We tend to view our self-concept as our “true selves,” however, that can quickly be undermined either by someone close to us pointing out the discrepancy between who we say we are and how we act; or perhaps when life circumstances change our ability to act in ways that are aligned with our self-concept.
There is the self that is an enactment (habit) and then there is the self that is how we interpret that enactment (concept).
Back in 2014, when I had the great pleasure of chatting with Dr. Tim Walsh at an eating disorder conference in San Diego. He spoke, after 30 years of learning from his patients, of his sense of eating disorders as habits: their intractable nature develops within a very short span from the onset of food restriction to the avoidance of food becoming an ingrained habit.
Is one habit sticky for one person when compared to another because there is a distinction in their self-concept? Perhaps. In our society diet and exercise are viewed as expressions of personality traits and behaviours we admire: conscientiousness, discipline, delayed gratification, striving for a goal, and the deep societal adherence to self-direction and individual responsibility for health outcomes.

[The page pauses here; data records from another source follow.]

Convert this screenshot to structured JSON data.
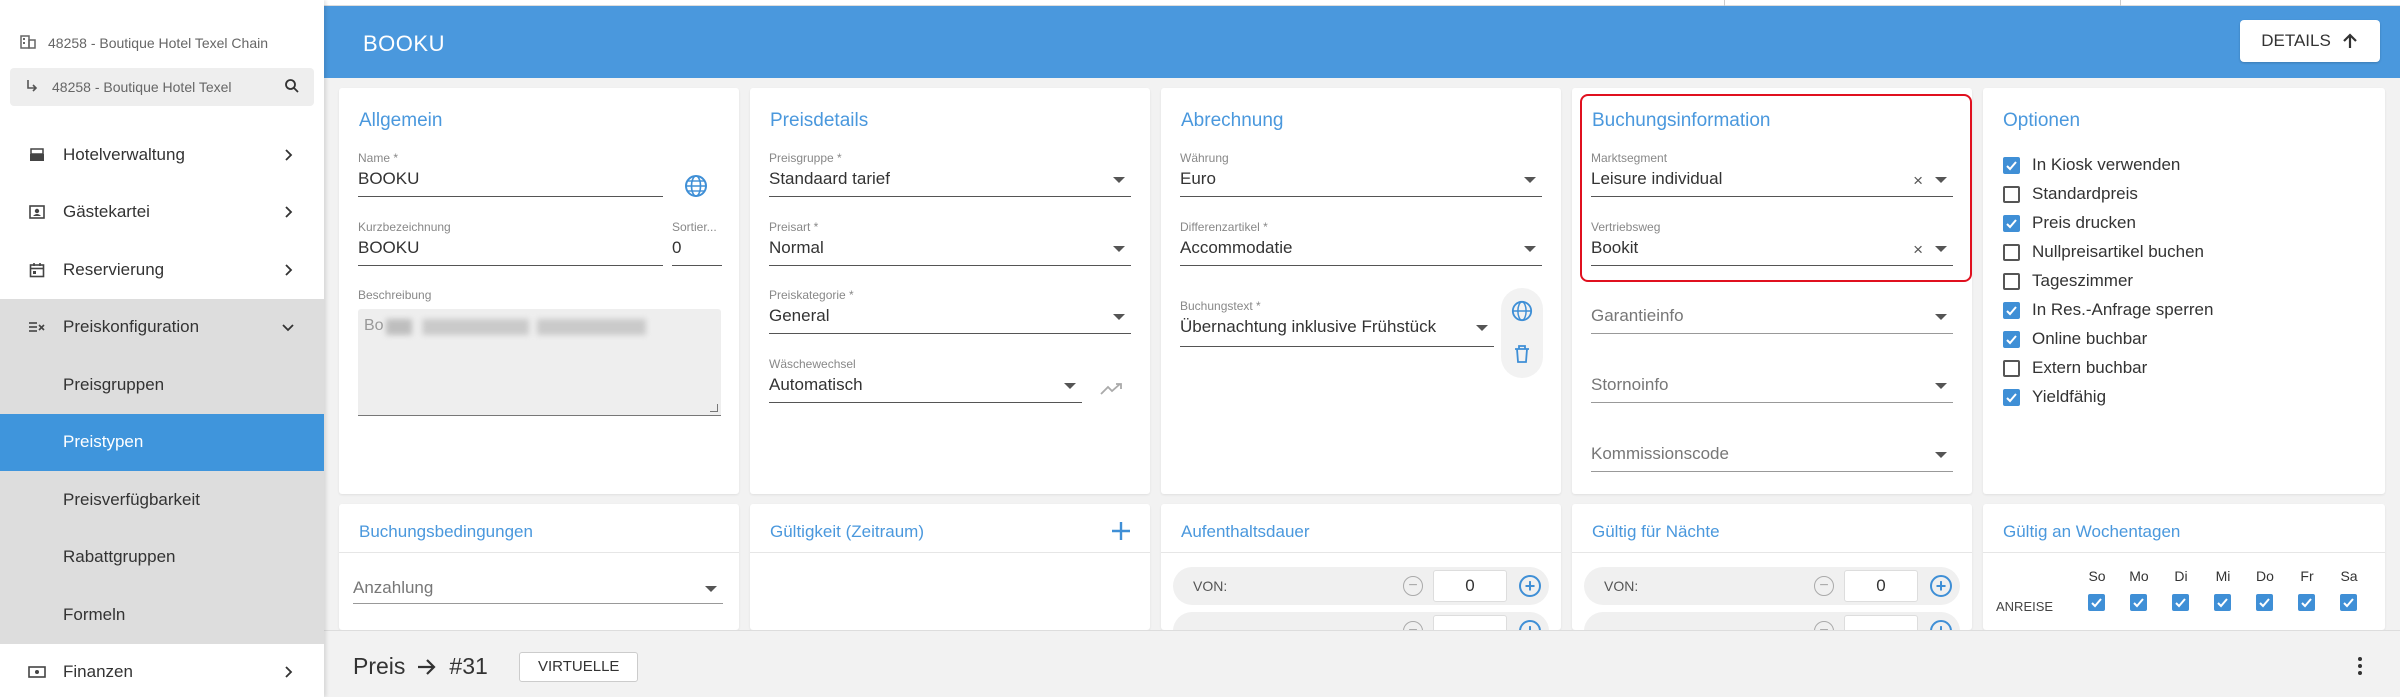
{
  "sidebar": {
    "hotel_chain": "48258 - Boutique Hotel Texel Chain",
    "hotel_selected": "48258 - Boutique Hotel Texel",
    "items": [
      {
        "label": "Hotelverwaltung"
      },
      {
        "label": "Gästekartei"
      },
      {
        "label": "Reservierung"
      },
      {
        "label": "Preiskonfiguration"
      },
      {
        "label": "Preisgruppen"
      },
      {
        "label": "Preistypen"
      },
      {
        "label": "Preisverfügbarkeit"
      },
      {
        "label": "Rabattgruppen"
      },
      {
        "label": "Formeln"
      },
      {
        "label": "Finanzen"
      }
    ]
  },
  "header": {
    "title": "BOOKU",
    "details_label": "DETAILS"
  },
  "allgemein": {
    "title": "Allgemein",
    "name_label": "Name *",
    "name_value": "BOOKU",
    "kurz_label": "Kurzbezeichnung",
    "kurz_value": "BOOKU",
    "sort_label": "Sortier...",
    "sort_value": "0",
    "beschreibung_label": "Beschreibung",
    "beschreibung_value": "Bo"
  },
  "preisdetails": {
    "title": "Preisdetails",
    "gruppe_label": "Preisgruppe *",
    "gruppe_value": "Standaard tarief",
    "art_label": "Preisart *",
    "art_value": "Normal",
    "kategorie_label": "Preiskategorie *",
    "kategorie_value": "General",
    "waesche_label": "Wäschewechsel",
    "waesche_value": "Automatisch"
  },
  "abrechnung": {
    "title": "Abrechnung",
    "waehrung_label": "Währung",
    "waehrung_value": "Euro",
    "differenz_label": "Differenzartikel *",
    "differenz_value": "Accommodatie",
    "buchungstext_label": "Buchungstext *",
    "buchungstext_value": "Übernachtung inklusive Frühstück"
  },
  "buchungsinfo": {
    "title": "Buchungsinformation",
    "markt_label": "Marktsegment",
    "markt_value": "Leisure individual",
    "vertrieb_label": "Vertriebsweg",
    "vertrieb_value": "Bookit",
    "garantie_placeholder": "Garantieinfo",
    "storno_placeholder": "Stornoinfo",
    "kommission_placeholder": "Kommissionscode",
    "highlight_color": "#e0101f"
  },
  "optionen": {
    "title": "Optionen",
    "items": [
      {
        "label": "In Kiosk verwenden",
        "checked": true
      },
      {
        "label": "Standardpreis",
        "checked": false
      },
      {
        "label": "Preis drucken",
        "checked": true
      },
      {
        "label": "Nullpreisartikel buchen",
        "checked": false
      },
      {
        "label": "Tageszimmer",
        "checked": false
      },
      {
        "label": "In Res.-Anfrage sperren",
        "checked": true
      },
      {
        "label": "Online buchbar",
        "checked": true
      },
      {
        "label": "Extern buchbar",
        "checked": false
      },
      {
        "label": "Yieldfähig",
        "checked": true
      }
    ]
  },
  "bottom_cards": {
    "buchungsbedingungen": {
      "title": "Buchungsbedingungen",
      "anzahlung_placeholder": "Anzahlung"
    },
    "gueltigkeit": {
      "title": "Gültigkeit (Zeitraum)"
    },
    "aufenthalt": {
      "title": "Aufenthaltsdauer",
      "von_label": "VON:",
      "von_value": "0"
    },
    "naechte": {
      "title": "Gültig für Nächte",
      "von_label": "VON:",
      "von_value": "0"
    },
    "wochentage": {
      "title": "Gültig an Wochentagen",
      "row_label": "ANREISE",
      "days": [
        "So",
        "Mo",
        "Di",
        "Mi",
        "Do",
        "Fr",
        "Sa"
      ]
    }
  },
  "footer": {
    "preis_label": "Preis",
    "preis_id": "#31",
    "virtuelle_label": "VIRTUELLE"
  },
  "colors": {
    "accent": "#4a98dd",
    "active_nav": "#3f95dc",
    "checkbox": "#3f8fd6"
  }
}
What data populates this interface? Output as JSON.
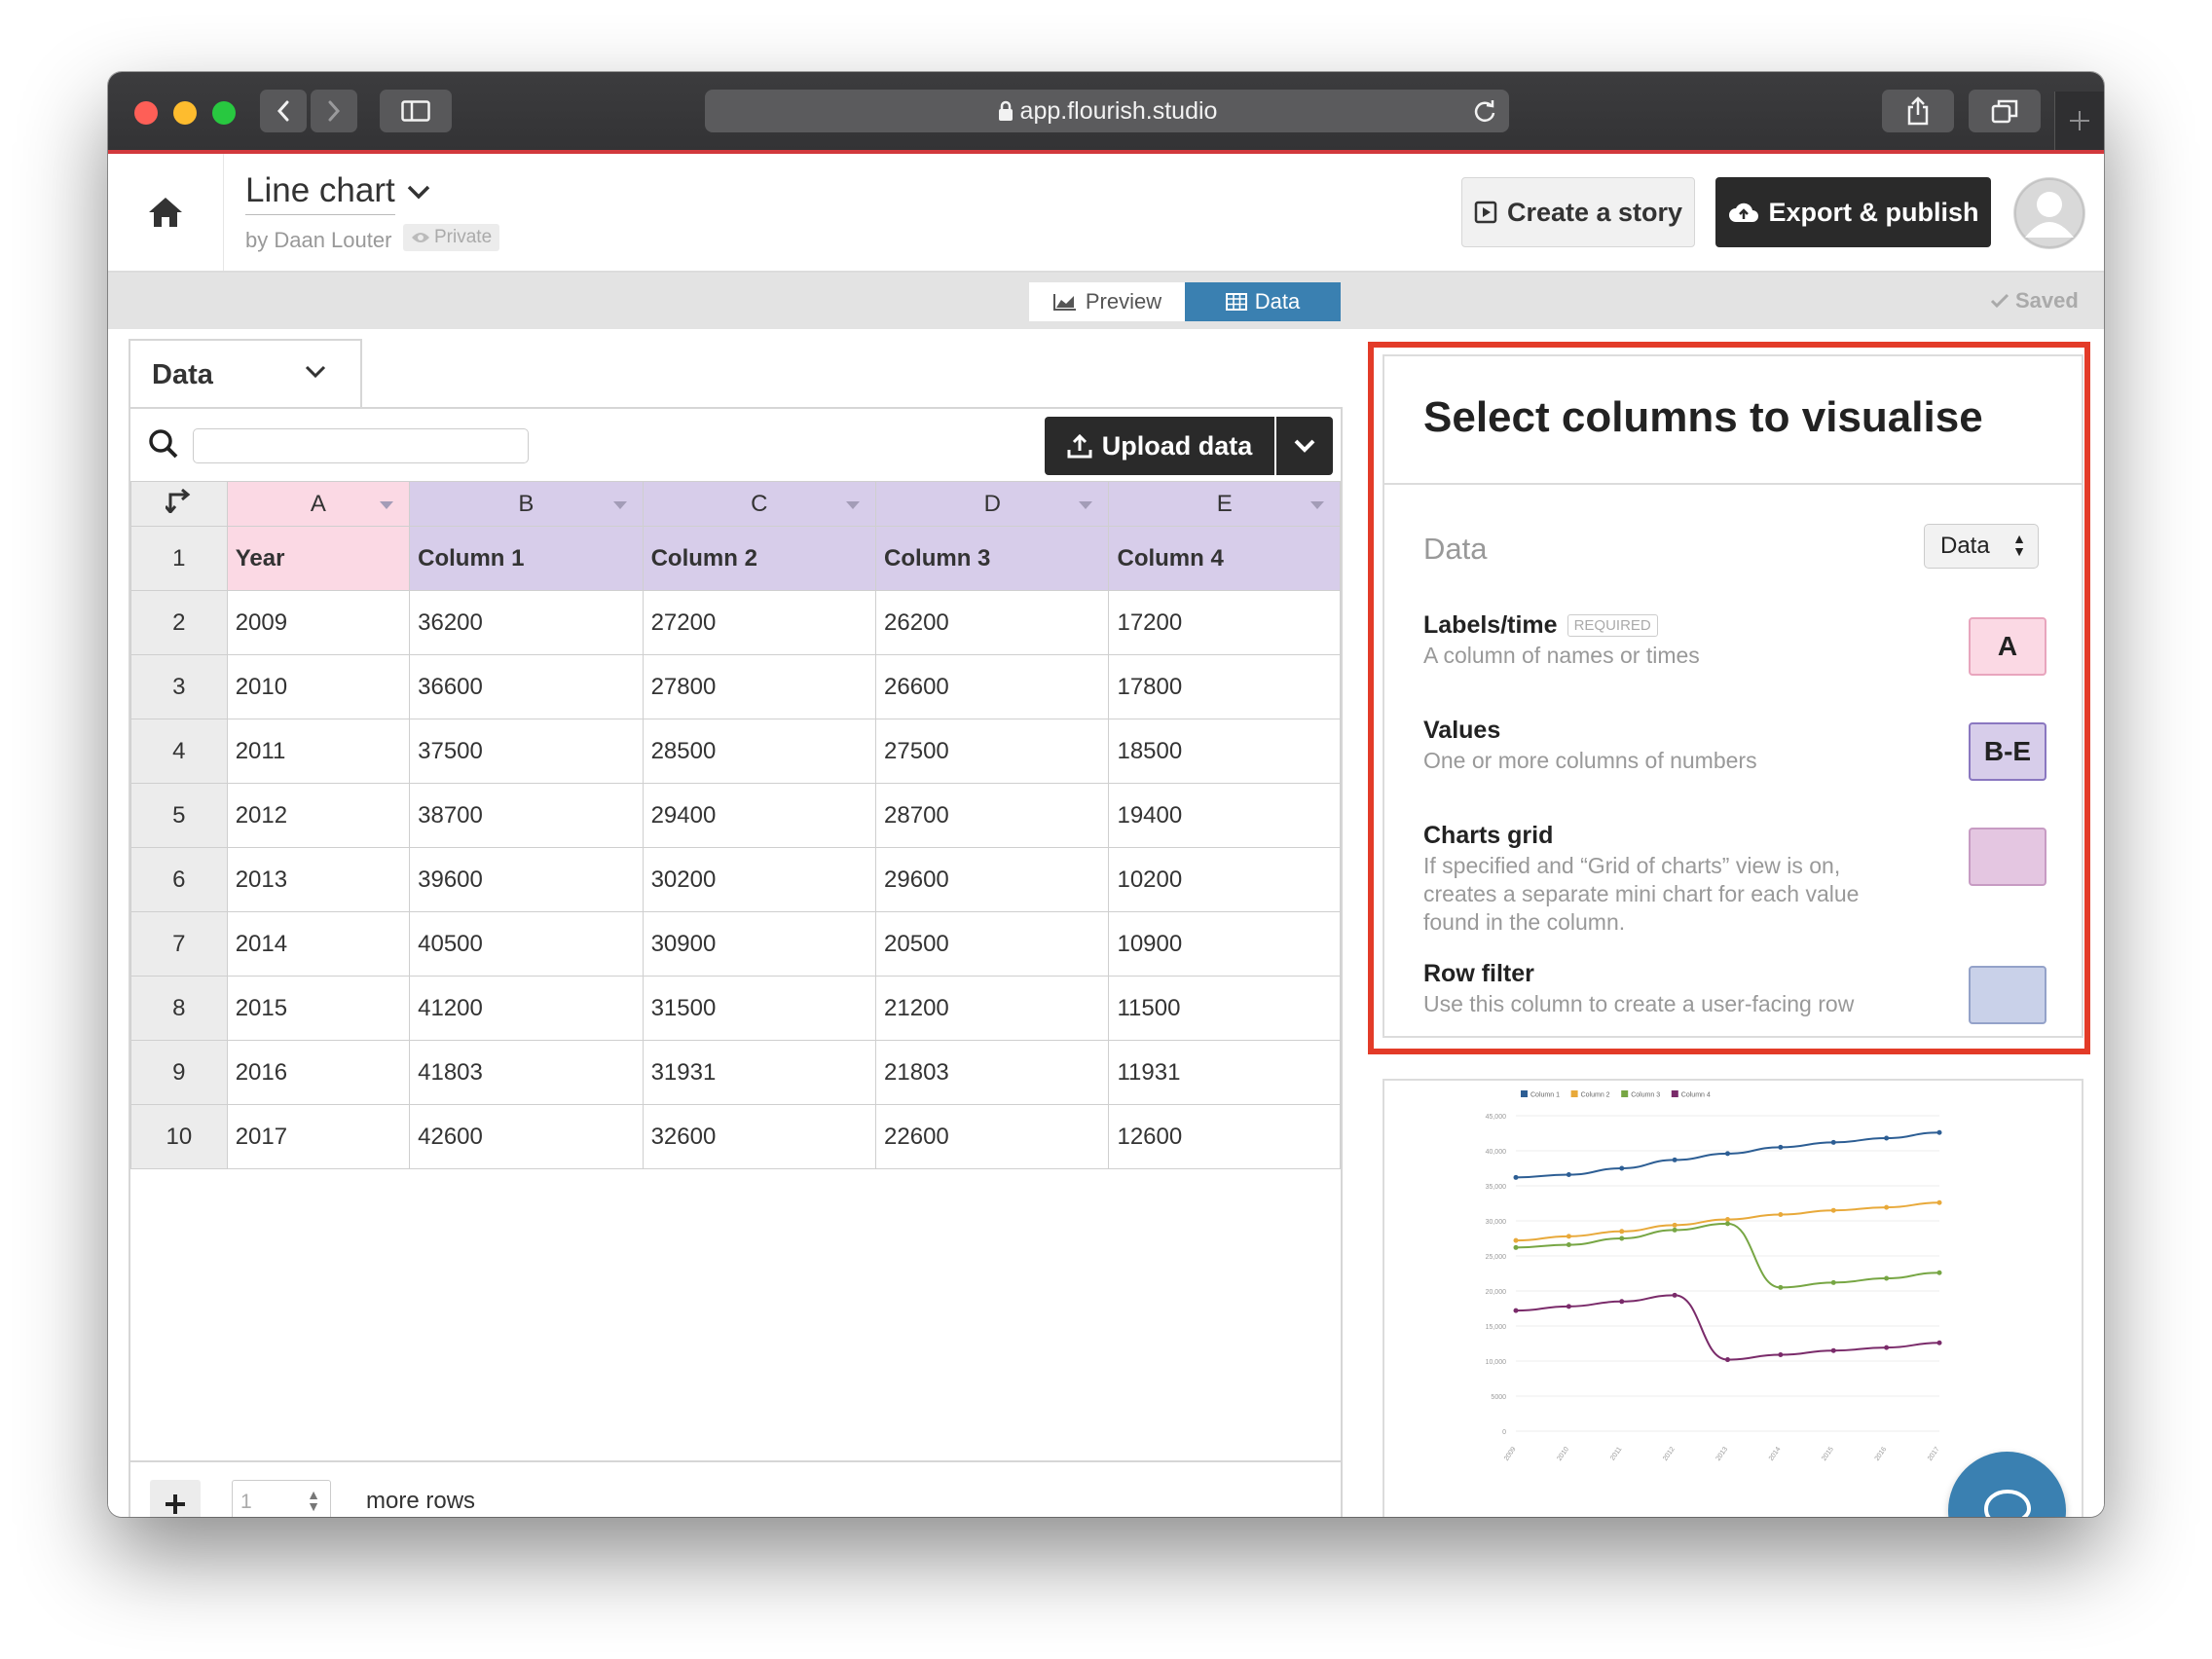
{
  "browser": {
    "url": "app.flourish.studio"
  },
  "header": {
    "title": "Line chart",
    "byline": "by Daan Louter",
    "privacy": "Private",
    "story_button": "Create a story",
    "export_button": "Export & publish"
  },
  "tabs": {
    "preview": "Preview",
    "data": "Data",
    "saved": "Saved"
  },
  "sheet": {
    "tab_label": "Data",
    "upload_label": "Upload data",
    "columns": [
      "A",
      "B",
      "C",
      "D",
      "E"
    ],
    "header_row": [
      "Year",
      "Column 1",
      "Column 2",
      "Column 3",
      "Column 4"
    ],
    "rows": [
      [
        "2009",
        "36200",
        "27200",
        "26200",
        "17200"
      ],
      [
        "2010",
        "36600",
        "27800",
        "26600",
        "17800"
      ],
      [
        "2011",
        "37500",
        "28500",
        "27500",
        "18500"
      ],
      [
        "2012",
        "38700",
        "29400",
        "28700",
        "19400"
      ],
      [
        "2013",
        "39600",
        "30200",
        "29600",
        "10200"
      ],
      [
        "2014",
        "40500",
        "30900",
        "20500",
        "10900"
      ],
      [
        "2015",
        "41200",
        "31500",
        "21200",
        "11500"
      ],
      [
        "2016",
        "41803",
        "31931",
        "21803",
        "11931"
      ],
      [
        "2017",
        "42600",
        "32600",
        "22600",
        "12600"
      ]
    ],
    "row_numbers": [
      "1",
      "2",
      "3",
      "4",
      "5",
      "6",
      "7",
      "8",
      "9",
      "10"
    ],
    "add_rows_count": "1",
    "more_rows_label": "more rows"
  },
  "panel": {
    "heading": "Select columns to visualise",
    "data_label": "Data",
    "data_select": "Data",
    "required_tag": "REQUIRED",
    "bindings": [
      {
        "name": "Labels/time",
        "desc": "A column of names or times",
        "value": "A",
        "color": "#fbd9e4",
        "border": "#e8a5bd"
      },
      {
        "name": "Values",
        "desc": "One or more columns of numbers",
        "value": "B-E",
        "color": "#d7cdea",
        "border": "#8a77c0"
      },
      {
        "name": "Charts grid",
        "desc": "If specified and “Grid of charts” view is on, creates a separate mini chart for each value found in the column.",
        "value": "",
        "color": "#e4c6e1",
        "border": "#c79bc3"
      },
      {
        "name": "Row filter",
        "desc": "Use this column to create a user-facing row",
        "value": "",
        "color": "#c9d1e9",
        "border": "#94a2c9"
      }
    ]
  },
  "chart_data": {
    "type": "line",
    "x": [
      "2009",
      "2010",
      "2011",
      "2012",
      "2013",
      "2014",
      "2015",
      "2016",
      "2017"
    ],
    "series": [
      {
        "name": "Column 1",
        "color": "#2d5e94",
        "values": [
          36200,
          36600,
          37500,
          38700,
          39600,
          40500,
          41200,
          41803,
          42600
        ]
      },
      {
        "name": "Column 2",
        "color": "#e8a93a",
        "values": [
          27200,
          27800,
          28500,
          29400,
          30200,
          30900,
          31500,
          31931,
          32600
        ]
      },
      {
        "name": "Column 3",
        "color": "#77a644",
        "values": [
          26200,
          26600,
          27500,
          28700,
          29600,
          20500,
          21200,
          21803,
          22600
        ]
      },
      {
        "name": "Column 4",
        "color": "#7a2b6a",
        "values": [
          17200,
          17800,
          18500,
          19400,
          10200,
          10900,
          11500,
          11931,
          12600
        ]
      }
    ],
    "yticks": [
      "0",
      "5000",
      "10,000",
      "15,000",
      "20,000",
      "25,000",
      "30,000",
      "35,000",
      "40,000",
      "45,000"
    ],
    "ylim": [
      0,
      45000
    ],
    "legend": "top-left",
    "grid": true
  },
  "colors": {
    "accent": "#3a80b1",
    "highlight": "#e33b28",
    "labels_column": "#fbd9e4",
    "values_column": "#d7cdea"
  }
}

However, I think in the case of eating disorders, pretty much everything is hijacked through the misidentification of food as a threat but perhaps if the food avoidance is also strongly aligned with a self-concept of being disciplined and in control, then that gives the habit a boost to being further reinforced and ingrained.
In Part Three of this series coming up we will look at one of Kathy Charmaz’s case studies in a bit more depth and define what a hard or soft contour or border around your self-concept might be and whether it is relevant in how you plan for behaviour change and improvements.
Charmaz K. The self as habit: The reconstruction of self in chronic illness. OTJR: Occupation, Participation and Health. 2002 Jan;22(1_suppl):31S-41S.